* I don’t have that much to say about this one. It’s hard to guess what the whole looked like, other than probably ‘not like this’? I’ve glanced at someone else’s summary, and they do get rescued, as I expected.
* This story’s grim. The fall from the high energy, jolly beginning feels almost like a betrayal. I wasn’t really expecting the child Lucy’s death, and I wasn’t really expecting the captain’s apparent demise, or where we’re left in the narrative (at least when it’s published in this form, which has a legitimate existence in its own right, as I think Dickens revised it as an independent piece for collected editions of his work).
* The narration flip from the Captain to the first mate and the matter of the shoes (the Captain has been without them since the wreck, hiding the problem and getting dangerously sick because there was nothing to be done) feels like a doubt-twist ending. It’s a small thing but also fairly powerful that, from the captain’s own account, we didn’t know about his suffering. It’s a gesture at once schmaltzy and subtle. This feels like something Dickens would normally do from the outside, as it were, but here it’s leant a kind of shocking power because of our hitherto apparently transparent relationship with the captain’s pov. We can suddenly abandon that close pov, entering a sort of epistolary log from the mate, and the Captain can have been withholding information from us.
* This is the first time we’ve been embedded in one of these Christmas stories where the sustained interiority has felt fairly distinct from Dickens’ own, and has been supported in a convincing character with a different backstory and general perspective.
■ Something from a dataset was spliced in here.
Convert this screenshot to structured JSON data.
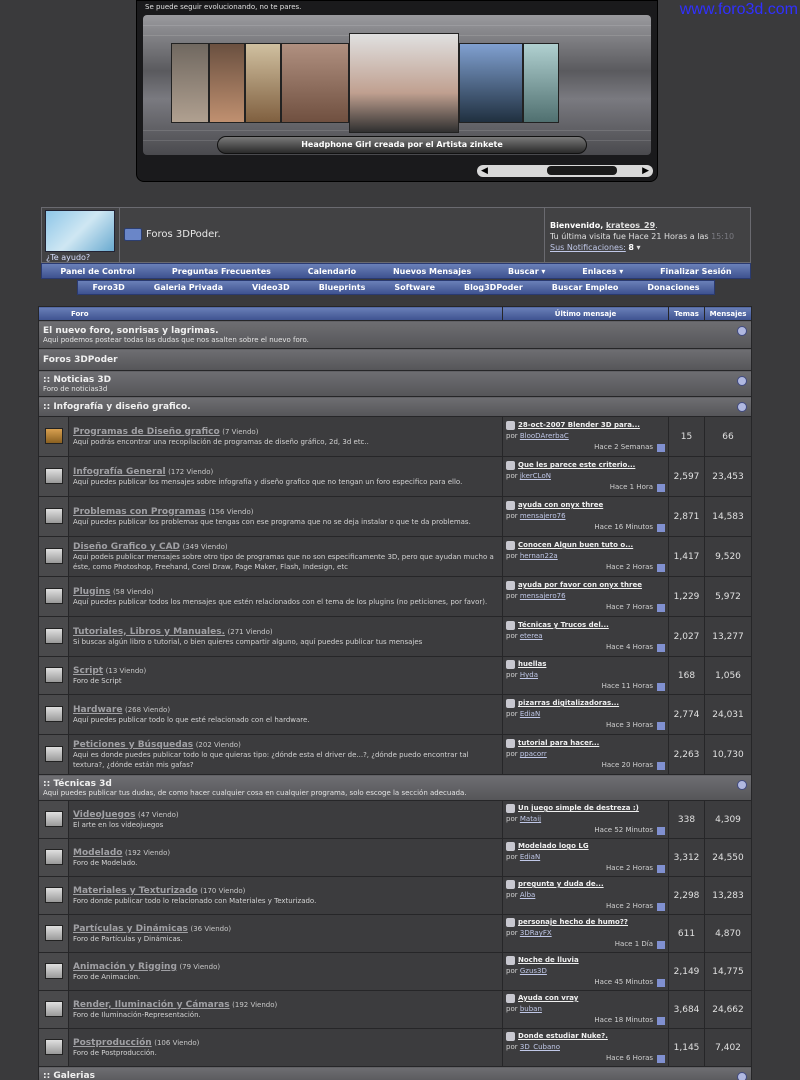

* Maybe in a sense “The Wreck of the Golden Mary” is about living well under awful conditions and, if it comes to it, dying well. Even if the story “really” rescues them, it can’t save Lucy (and it possibly can’t save the Captain), and it’s still brought them to the brink, and thus pushed us into thinking about what it is to die decently in circumstances of extreme deprivation. That would still, in a strange way, be consistent with his broader redemptive Christmas story project.
* Steadiman is such a morality play name.
* Rarx is interesting (again, what a name for a vile, avaricious man!), I bet he does more in the full version.
* I’ll include Callow’s thoughts on this here:
Charm words: 1
“I proposed that, whenever the weather would permit, we should have a story two hours after dinner (I always issued the allowance I have mentioned at one o’clock, and called it by that name), as well as our song at sunset. The proposal was received with a cheerful satisfaction that warmed my heart within me; and I do not say too much when I say that those two periods in the four-and-twenty hours were expected with positive pleasure, and were really enjoyed by all hands. Spectres as we soon were in our bodily wasting, our imaginations did not perish like the gross flesh upon our bones. Music and Adventure, two of the great gifts of Providence to mankind, could charm us long after that was lost.”